Total conduct problems score. All 32 questions from the categories above were summed to create a cumulative LHS minimum score of 32 and a maximum score of 145 (according to the Likert Scale scores for each question). Percentages for total LHS scores and the 4 categories (e.g. according to the highest possible score) were calculated for contrast homogeneity.
Assessment of self-reported psychosomatic complaints (PSC). 12 LHS questions related to psychological and 12 related to somatic (physical) complaints, which were again checked by the same two independent researchers (SB, SBA). Percentages for PSC total and subscale scores (e.g. according to the highest possible score for total Likert Scale scores) were calculated for contrast homogeneity. Three levels of PSC: low, medium and high were calculated as tertile thresholds of the total PSC percentage scores. See Table 3 for details of each of the included questions and their scoring (some scores are reversed to ensure that high scores denote high level of PSC).
Psychological complaints. The 12 psychological LHS questions have a cumulative minimum score of 12 and a maximum score of 53 and are related to: stress, nervousness, anxiety/worry, depression, happiness, medication for anxiety/depression/sleep disorder, reading/writing difficulties, neuropsychiatric disorder (e.g. ADHD), worries about sleep, occurrence of nightmares, and how bright the future looks. Answers include: Never, rarely, sometimes, often, always.
Somatic complaints. The 12 somatic (physical) LHS questions have a cumulative minimum score of 12 and a maximum score of 123 and are related to: how the person feels, incidence of migraine, headache, stomach ache, ringing in the ears/tinnitus, tiredness, pain in the neck and shoulders, pain in the back and hips, pain in the hands, knees, legs or feet, quality of dental health, whether prescription or non-prescription drugs are taking for headaches or other pain, hearing loss, visual impairment that cannot be correct with glasses, physical disability, difficulty sleeping, and whether the person is often tired. Answers include: never, rarely, sometimes, often and always. Total PSC score. All 24 LHS questions above were summed to create a cumulative minimum score of 24 and a maximum score of 176, which allowed for the calculation of individual total percentage PSC scores.

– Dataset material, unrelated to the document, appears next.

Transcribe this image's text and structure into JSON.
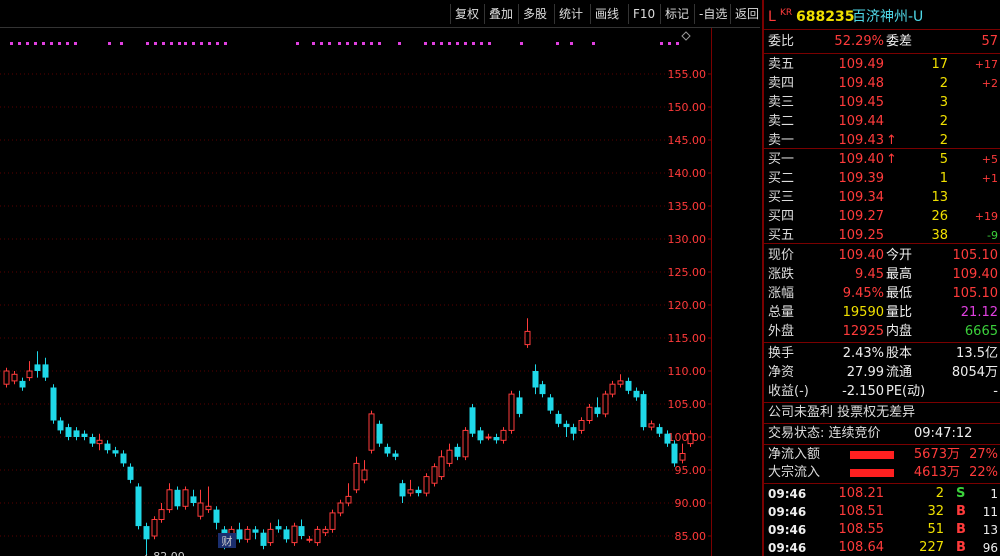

SPSS version 25.0 (IBM Corp, 2017) was used. Descriptive statistics of the demographic data were conducted with t-tests for mean differences and chi-squared for frequencies, where applicable. Bonferroni correction was applied to control for multiple comparisons, and parametric assumptions (normal distribution, homogeneity of variance, sphericity and collinearity) were checked and data corrected if these assumptions were violated. A p-value of equal to or less than 0.05 denoted significant effects.
Analysis of variance (ANOVA) of total conduct problems score (n = 3,132). A 3-way independent measures design, incorporating the between-subject factors: age (dichotomised above and below the mean age of 16 years), gender (boys, girls) and PSC severity score (tertiles for low, medium, high) was utilised to examine main effects and interactions associated with variance in the total LHS conduct problem score.
Multivariate analysis of variance (MANOVA) of the 4 categories of conduct problems (n = 3,132). A 3-way independent measures design, incorporating the between-subject factors as above, was utilised to examine the main effects and interactions associated with score variance in the four conduct problem categories that were linked to DSM-5 CD namely: a) aggression to people/animals, b) deceit/theft, c) destruction of property, and d) serious violations of rules.